The pope also said Herod embodied “a bewilderment born of fear and foreboding before anything that challenges us, calls into question our certainties and our truths, our ways of clinging to the world and this life.”

The birth of Christ in Bethlehem, Francis said, challenged such fear and defensiveness.

Christ’s example, he said, calls believers “to realize that in God’s eyes there is always room for those who are wounded, weary, mistreated and abandoned. That his strength and his power are called mercy.”

“For some of us,” Francis lamented, “how far Jerusalem is from Bethlehem!”

Pointedly, Francis said that not only was Herod incapable of responding to that challenge and worshiping a God of freedom, so too were the priests in the Jerusalem temple.

“Although they had great knowledge, and knew the prophecies, they were not ready to make the journey or to change their ways,” he said.

In contrast, he said, the Magi “were tired of the usual fare.”

“They were all too familiar with, and weary of, the Herods of their own day,” he said. “But there, in Bethlehem, was a promise of newness, of gratuitousness. There something new was taking place. The Magi were able to worship, because they had the courage to set out.”

The Magi, the pope said, did not allow their hearts to be “anesthetized.”

At the close of the Mass, Francis delivered his traditional noontime Angelus address from the window of the papal apartment overlooking St. Peter’s Square, to a crowd estimated by the Vatican Gendarmes at roughly 35,000 people.

Once again, the pope called on believers to reject “superficial and mundane chatter, which slows down our pace; the crippling selfishness of egoism; [and] the ditches of pessimism, which trap hope.”

Afterwards he planned to share a sandwich and a drink with roughly 300 poor and homeless persons and refugees on hand for the event.

Although Epiphany is typically regarded as the conclusion of the holiday season at the Vatican, it’s only the beginning of a busy stretch for Francis.

On Monday, the pontiff will deliver his annual address to the diplomatic corps accredited to the Holy See, usually seen as an important moment to lay out his political and diplomatic agenda for the coming year.

On Sunday, Jan. 8, Francis will preside over a Mass for the feast of the Baptism of the Lord, an occasion on which the pope typically baptizes the newborn children of Vatican employees.
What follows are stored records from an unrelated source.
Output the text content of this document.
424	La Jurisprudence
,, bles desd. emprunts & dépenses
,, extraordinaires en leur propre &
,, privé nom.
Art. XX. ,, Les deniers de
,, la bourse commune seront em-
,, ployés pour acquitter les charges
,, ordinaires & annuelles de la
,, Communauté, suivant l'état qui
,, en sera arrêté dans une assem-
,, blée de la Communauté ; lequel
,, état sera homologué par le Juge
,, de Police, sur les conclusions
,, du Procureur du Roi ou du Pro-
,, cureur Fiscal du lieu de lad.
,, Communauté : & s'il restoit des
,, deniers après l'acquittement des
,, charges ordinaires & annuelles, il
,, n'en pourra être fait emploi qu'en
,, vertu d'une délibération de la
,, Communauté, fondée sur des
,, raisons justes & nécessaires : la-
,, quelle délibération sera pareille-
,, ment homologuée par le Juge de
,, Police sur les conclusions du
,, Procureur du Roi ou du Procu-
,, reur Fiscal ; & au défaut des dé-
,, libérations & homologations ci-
The following Saturday, he’s also planning to baptize eight children born to victims of the earthquakes that struck central Italy in 2016, including the small town of Amatrice, which was essentially wiped out in August.

On Jan. 15, Francis will resume the cycle of visits to Roman parishes that was suspended during his jubilee Year of Mercy, spending the afternoon on the eastern outskirts of Rome at the parish of Santa Maria a Setteville in a neighborhood called Guidonia.